12 August 2016

True leadership should be about people’s needs

Many people attest to being good leaders, but when their footmarks are benchmarked against standard practices, often glaring evidence of non-compliance comes out prominently, blowing off all their credentials.

While leadership stands tall as the most treasured and most desirable asset in managing and taking society forward, it also stands out as the world’s biggest challenge ever. It has eluded the world so much that it is directly responsible for nearly all strife around the world to-date. Poor leadership is a commonplace, good leadership is a very rare commodity, while perfect leadership is definitely difficult to come by.

Leadership is a set of skills that enables one to take charge of and be able to steer society towards its set goals. It involves insight into society, its doctrines and aspirations; and foresight on the realisation of those aspirations against the terrain therein. Insight and foresight alone is known to be futile in guaranteeing good leadership. Integrity is a vital component of leadership which is pivotal in enabling a leader objectively employ his skills and exercise his wisdom to gauge vice and virtue, right and wrong in management of society.

Good leadership, therefore, can only be determined by the degree to which a leader commands the leadership skills, the diligence and honesty with which he exercises his leadership functions.
Leadership is designing ladders essential in carrying the society forward. It is about building systems, but good leadership is not gauged merely on building systems and institutions, but more significantly, by the integrity with which it empowers the institutions to execute their respective mandates.

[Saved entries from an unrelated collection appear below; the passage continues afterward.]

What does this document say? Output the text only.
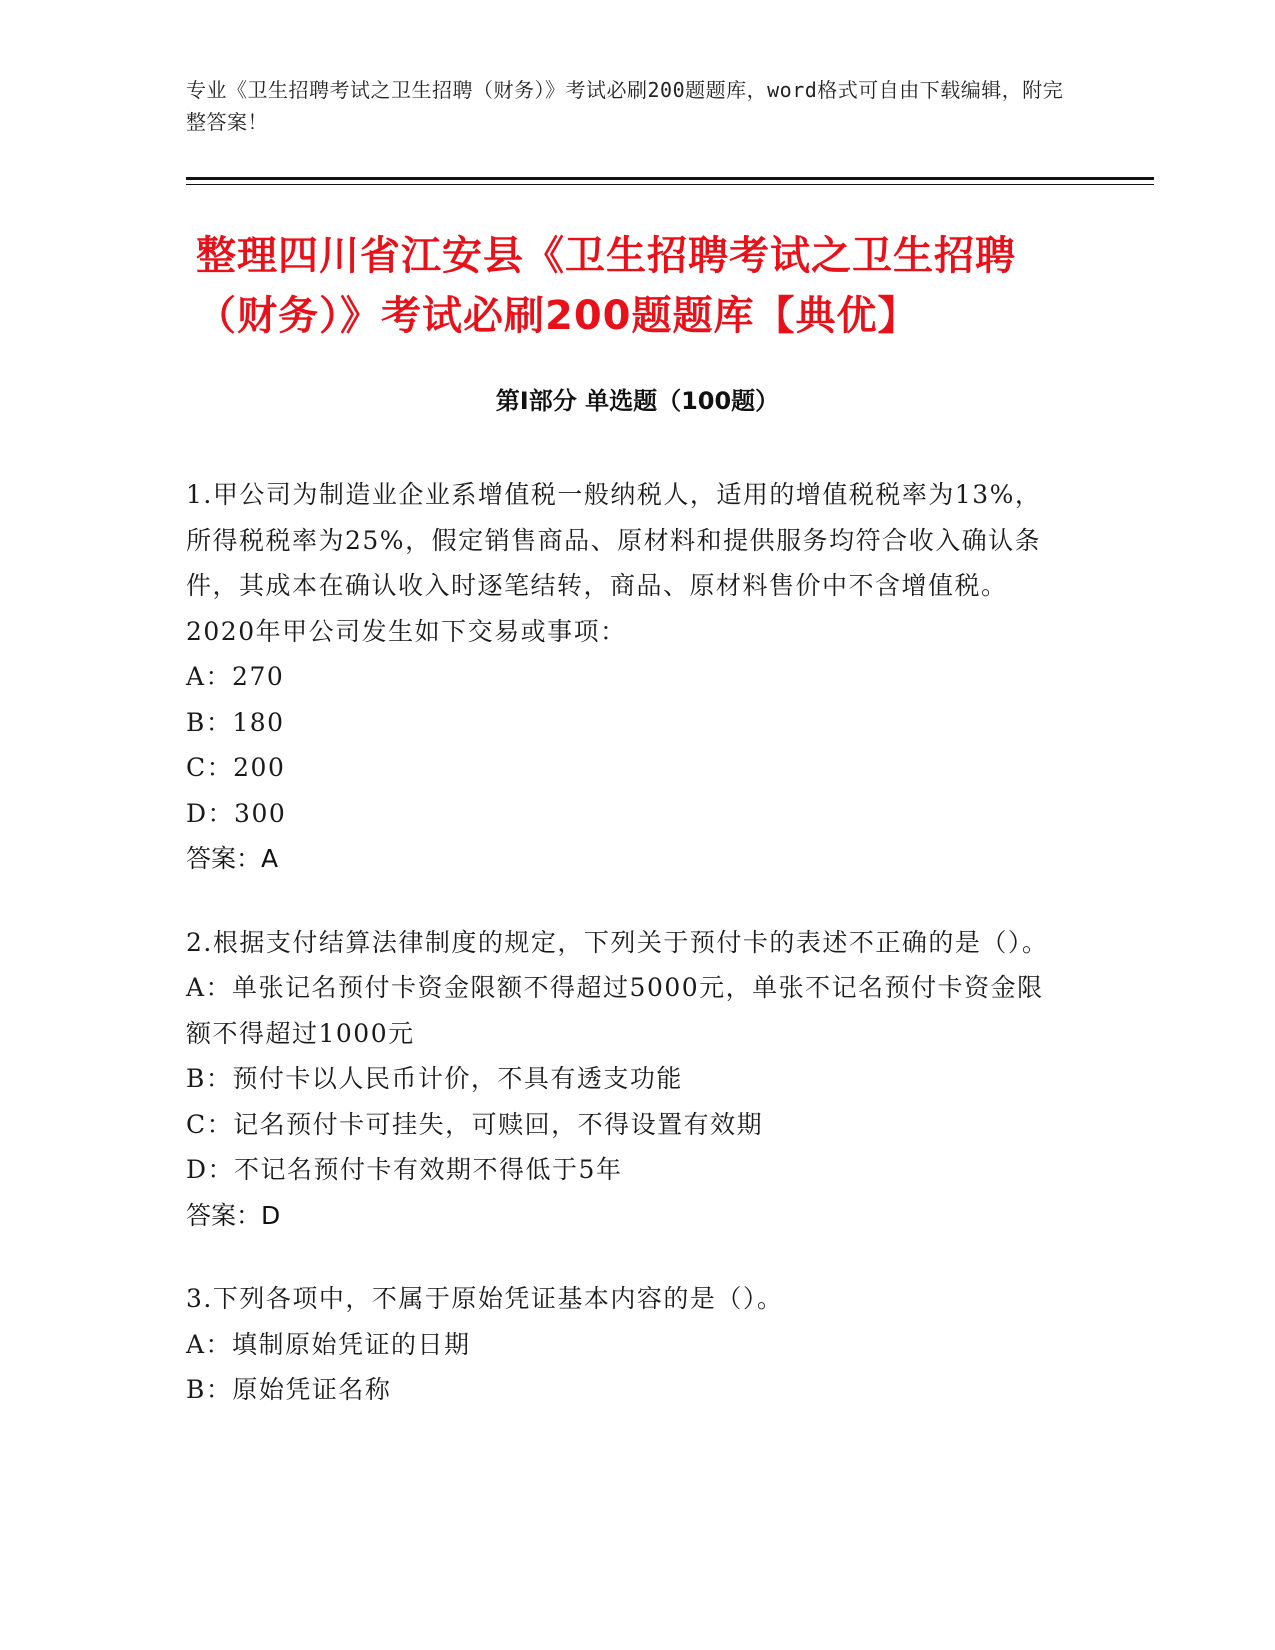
专业《卫生招聘考试之卫生招聘（财务）》考试必刷200题题库，word格式可自由下载编辑，附完整答案！
整理四川省江安县《卫生招聘考试之卫生招聘（财务）》考试必刷200题题库【典优】
第I部分 单选题（100题）
1.甲公司为制造业企业系增值税一般纳税人，适用的增值税税率为13%，所得税税率为25%，假定销售商品、原材料和提供服务均符合收入确认条件，其成本在确认收入时逐笔结转，商品、原材料售价中不含增值税。2020年甲公司发生如下交易或事项：
A：270
B：180
C：200
D：300
答案：A
2.根据支付结算法律制度的规定，下列关于预付卡的表述不正确的是（）。
A：单张记名预付卡资金限额不得超过5000元，单张不记名预付卡资金限额不得超过1000元
B：预付卡以人民币计价，不具有透支功能
C：记名预付卡可挂失，可赎回，不得设置有效期
D：不记名预付卡有效期不得低于5年
答案：D
3.下列各项中，不属于原始凭证基本内容的是（）。
A：填制原始凭证的日期
B：原始凭证名称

Leadership is power. Power has great influence on our inner self, which determine our behaviour and actions. The tendency to allow the power we hold to influence our character directly constitutes corruption, a vice so synonymous with leadership.

Leadership is about people. People dimension in leadership is the centre piece around which the aspirations of the society spin, and so should the leadership. Paying adequate attention to the people dimension, which constitute human rights observance, and mentorship of those to take over the mantle of leadership is paramount for any leadership worth the name. This has however proved to be both a paradox and a hoax even in societies with professed good leaders.

The pillar of good leadership rests in its democratic hospitality to alternative view points, including those which may not be in consonance with its own. Cultivation of climate conducive for diversity of ideologies is a culture and characteristic of good leadership. This practice is miserably absent in many purported good leaders.

Monopoly and patronage in leadership breed blind following and blind loyalty – ’the yes men’ even among some elite, which degenerates into dangerous sycophancy and fanaticism. This bad trait is indicative of manipulative, suppressive political culture that starves its subjects.

Rocking systems is necessary in spurring growth. However good a system may appear to be, it may not be the best it can be yet. Challenge is the basis of evolution necessary for growth, and should not be seen as disruption. The saying that ‘if it ain’t broke, don’t fix it’ is suppressive, is a slogan of the complacent, the arrogant or the scared. It is a mind-set that assumes and hopes that today’s realities will continue tomorrow in a linear and predictable fashion. Pure fantasy.

In this era, the leaders we desire and deserve should be able to rise to the occasion and challenge of being courageous and conscious not to allow the power vested in them to take control of their thinking systems. In such a ‘subconscious’ state, leaders become captives to the power they hold. They are instead driven and used by the power they are supposed use to manage society. This miscarriage of leadership has often resulted in unnecessary painful, regrettable ugly scenes.

A leader is no better than the image he casts in the eyes of the people he leads. If you think you are a good leader, look for the image you cast in the eyes of those you lead.